Von Supercomputern und Quantentechnologie

Future Lecture an der TU Hamburg

12.04.2023

Rund 150 Interessierte besuchten die Future Lecture an der TU Hamburg am 12. April 2023.
Rund 150 Interessierte besuchten die Future Lecture an der TU Hamburg am 12. April 2023. Foto: TU Hamburg

Die Erwartungen an Quantencomputer sind hoch: sie sollen in Minuten Berechnungen und Simulationen durchführen, für die herkömmliche Computer Monate bis Jahre benötigen. Potentielle Anwendungsbereiche sind vielfältig und reichen von der Entwicklung von neuen Materialien bis zur Optimierung von logistischen Prozessen. Welche Ziele mit dem Thema Quantencomputing verbunden sind, stellte Professor Martin Kliesch in der Future Lecture "Quantum Computing – Ziele und Fakten" an der Technischen Universität Hamburg vor. Die Veranstaltung am 12. April 2023 lockte etwa 150 Interessierte in den Hörsaal im Audimax II.

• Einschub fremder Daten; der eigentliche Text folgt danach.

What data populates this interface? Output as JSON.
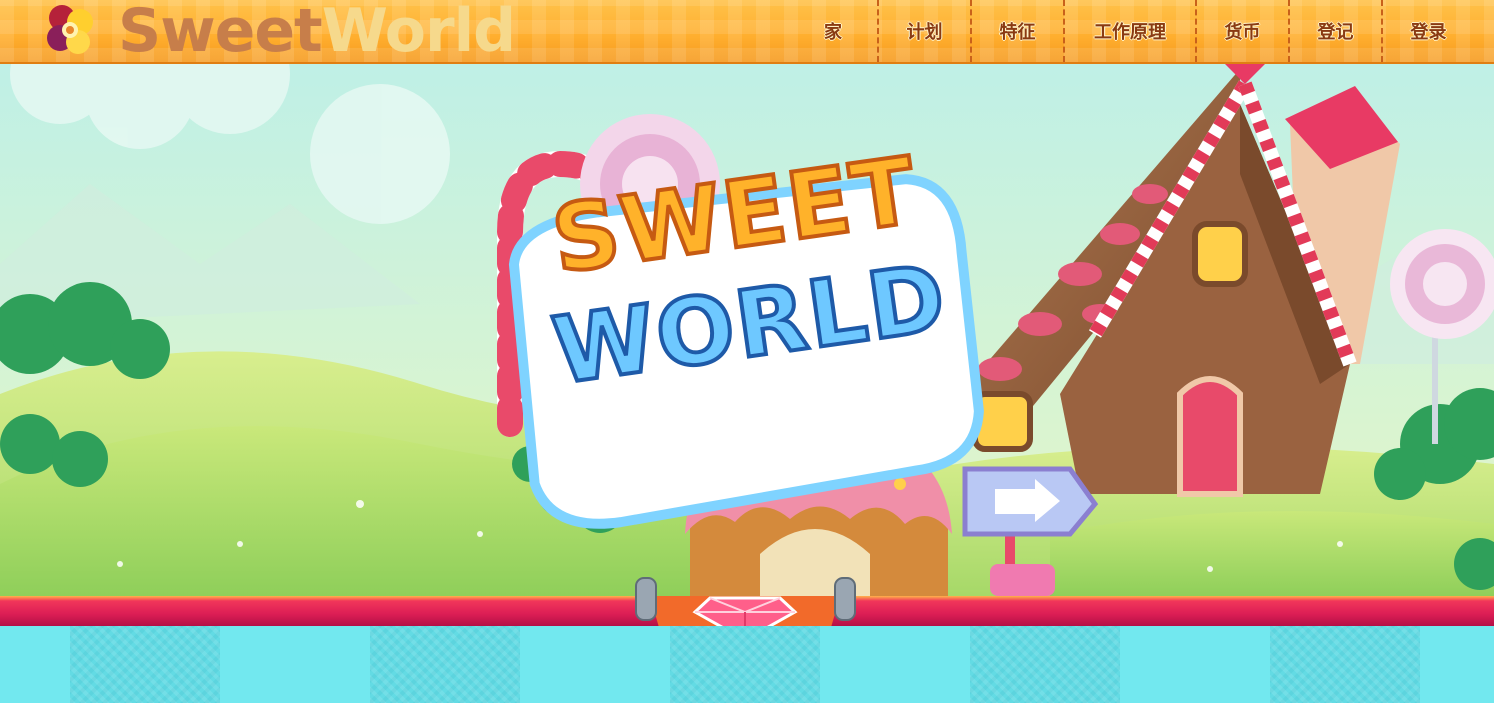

Mit der Future Lecture hielt Kliesch auch gleichzeitig seine Eintrittsvorlesung als Neuberufener für die Fujitsu-Stiftungsprofessur "Quantum Inspired and Quantum Optimization". Er stellte die Grundidee des Quantencomputings vor, gab einen Einblick in den aktuellen Status der Forschung und sprach über Ziele und Hoffnungen für die Zukunft des Quantum Computing. Kliesch berichtete beispielsweise, man gehe stark davon aus, dass Quantenalgorithmen exponentiell schneller sein können als klassische Algorithmen. Das Internet besonders schnell durchsuchen könne man mit einem High-End-Quantencomputer hingegen etwa nicht. Simulationen der Natur wiederum nannte er als sehr wahrscheinliches mögliches Feld des Quantencomputings. Außerdem wurde das Feld aus Sicht der Industrie beleuchtet. Frank Fehlau, Strategic Account Director bei Fujitsu und Christian Wiebus, Senior Director New Business and Innovation bei NXP Semiconductors, gaben Einblicke in die Potenziale des Quantum Computing und zeigten auf, welche Rolle Hamburg als Standort dieser Zukunftstechnologie spielt. Fujitsu-Vertreter Fehlau betonte am Mittwoch, dass die Stiftungsprofessur ein hohes Maß an Industrierelevanz habe. „Gerade für Forschungs- und Entwicklungsvorhaben ist es notwendig, starke wissenschaftliche Partner an der Seite zu haben“, sagte Fehlau. Wiebus sprach Ionenfallen als ein Entwicklungsgebiet von NXP an.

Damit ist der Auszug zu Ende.